A few blogs ago, I wrote jokingly about Life Sponsors in a way that was clearly tongue in cheek. Today, I read in the Sunday New York Times about sponsored weddings. Maybe I was having a Nostradamic moment. Having a daughter who will no doubt one day want a wedding that I will have to pay for, and knowing that they cost as much a BMW convertible, I think this idea is killer perfect.
Apparently it’s hardly a new thing on the wedding circuit and is happening all over the country. According to some wedding expert, the national cost of a wedding is $28,000. No wonder AirTran got nearly 230 requests for “wedding sponsorships” last year. They cut checks on four of them. Another couple recently got a $100,000 wedding sponsored in a baseball park by the Cyclones (a Minor League team), 1800flowers.com, the Broadway Mall, The Staten Island Hotel and Entenmann’s. What did the sponsors get for their trouble? Logos everywhere and mentions in news stories and blogs like this one. Sounds like my Life Sponsor.
There were 7,500 tickets sold to this affair. Some wedding planning honchos claim this is crass commercialization of an intimate time in someone’s life. Really? And who is getting that 28 grand mentioned up there? Wedding planning honchos?
I say we expand this thing to include other events in people’s lives. Births? Here you go: Gerber and Pampers fork over enough to send the newborn to Harvard in 18 years. For that they get a fresh logo on the baby’s butt and the mom screams their taglines during contractions. Video at 11. Surely that would make it on the “Today” show, or “Regis,” at least.

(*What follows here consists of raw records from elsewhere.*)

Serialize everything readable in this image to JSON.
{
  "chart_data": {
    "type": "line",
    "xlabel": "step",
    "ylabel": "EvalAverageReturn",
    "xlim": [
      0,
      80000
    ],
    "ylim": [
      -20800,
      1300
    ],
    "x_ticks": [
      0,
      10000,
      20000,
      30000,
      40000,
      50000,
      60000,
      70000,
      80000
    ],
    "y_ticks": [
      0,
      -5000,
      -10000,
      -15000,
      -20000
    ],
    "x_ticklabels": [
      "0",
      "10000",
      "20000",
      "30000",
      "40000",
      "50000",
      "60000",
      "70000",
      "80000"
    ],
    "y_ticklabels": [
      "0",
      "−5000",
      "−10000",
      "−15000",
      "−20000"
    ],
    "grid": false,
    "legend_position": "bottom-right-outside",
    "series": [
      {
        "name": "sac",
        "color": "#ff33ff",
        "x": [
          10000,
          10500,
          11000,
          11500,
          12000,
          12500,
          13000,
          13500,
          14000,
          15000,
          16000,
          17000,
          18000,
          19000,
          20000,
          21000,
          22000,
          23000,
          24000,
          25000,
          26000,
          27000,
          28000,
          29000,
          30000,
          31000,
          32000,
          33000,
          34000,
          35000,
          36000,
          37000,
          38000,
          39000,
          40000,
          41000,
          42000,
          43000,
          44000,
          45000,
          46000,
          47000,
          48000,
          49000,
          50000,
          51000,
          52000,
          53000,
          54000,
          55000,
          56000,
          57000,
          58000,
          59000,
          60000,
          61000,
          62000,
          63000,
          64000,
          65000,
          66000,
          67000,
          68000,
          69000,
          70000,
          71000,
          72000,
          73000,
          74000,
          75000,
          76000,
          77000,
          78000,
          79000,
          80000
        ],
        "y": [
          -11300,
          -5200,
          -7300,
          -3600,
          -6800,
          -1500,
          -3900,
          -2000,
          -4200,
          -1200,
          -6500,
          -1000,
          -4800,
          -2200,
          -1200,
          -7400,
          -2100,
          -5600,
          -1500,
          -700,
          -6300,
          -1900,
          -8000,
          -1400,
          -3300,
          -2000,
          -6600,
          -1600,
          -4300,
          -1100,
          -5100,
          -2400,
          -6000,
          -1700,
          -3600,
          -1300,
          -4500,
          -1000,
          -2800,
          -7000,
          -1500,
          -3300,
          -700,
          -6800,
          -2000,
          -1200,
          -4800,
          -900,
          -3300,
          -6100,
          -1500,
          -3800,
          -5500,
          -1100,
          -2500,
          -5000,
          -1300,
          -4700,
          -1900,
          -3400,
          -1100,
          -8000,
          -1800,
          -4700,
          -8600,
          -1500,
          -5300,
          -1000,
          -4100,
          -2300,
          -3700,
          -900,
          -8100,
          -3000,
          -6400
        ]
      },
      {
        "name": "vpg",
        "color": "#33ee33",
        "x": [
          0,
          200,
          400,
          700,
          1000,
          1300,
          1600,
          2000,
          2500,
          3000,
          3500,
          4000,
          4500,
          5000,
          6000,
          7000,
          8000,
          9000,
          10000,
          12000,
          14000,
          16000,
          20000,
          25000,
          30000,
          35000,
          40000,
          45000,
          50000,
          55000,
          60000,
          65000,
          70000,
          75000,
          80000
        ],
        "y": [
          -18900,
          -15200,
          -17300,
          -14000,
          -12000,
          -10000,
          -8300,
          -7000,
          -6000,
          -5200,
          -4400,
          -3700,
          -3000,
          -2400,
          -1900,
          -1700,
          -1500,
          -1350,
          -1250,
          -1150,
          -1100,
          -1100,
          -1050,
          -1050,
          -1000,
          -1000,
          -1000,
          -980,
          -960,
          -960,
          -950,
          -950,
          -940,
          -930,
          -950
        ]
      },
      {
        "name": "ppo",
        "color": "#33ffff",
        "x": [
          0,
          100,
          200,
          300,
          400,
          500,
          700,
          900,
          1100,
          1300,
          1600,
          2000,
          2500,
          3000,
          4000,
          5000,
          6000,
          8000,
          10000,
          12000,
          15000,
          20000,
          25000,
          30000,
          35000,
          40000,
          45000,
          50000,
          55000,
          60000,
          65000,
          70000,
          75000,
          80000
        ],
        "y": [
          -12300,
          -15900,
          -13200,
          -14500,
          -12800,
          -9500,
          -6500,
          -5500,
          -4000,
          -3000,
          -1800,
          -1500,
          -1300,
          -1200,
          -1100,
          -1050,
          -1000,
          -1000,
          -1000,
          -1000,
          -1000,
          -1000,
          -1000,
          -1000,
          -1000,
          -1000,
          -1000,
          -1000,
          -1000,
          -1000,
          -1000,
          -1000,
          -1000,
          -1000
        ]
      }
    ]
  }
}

Divorces are perfect for sponsorships. Graduations and birthdays are naturals. Vacations? Perfect. Having a colonoscopy or a triple bypass? Let’s do a podcast and line up some sponsors. This is what you do with all that multicasting bandwidth I’ve been hearing about in media circles. Been arrested? Get a sponsor.
Imagine my funeral held at halftime of the Super Bowl and sponsored by Nike and Coke. At the end of the remarks by the presidents of the sponsoring companies, they light up a Viking pyre and cremate me right there on the 50. They had the Stones this year. What would you rather see: Sixty-five year-old men in spandex swinging their arm flaps or a dead man on fire? That’s what I thought. I’m calling Nike right now.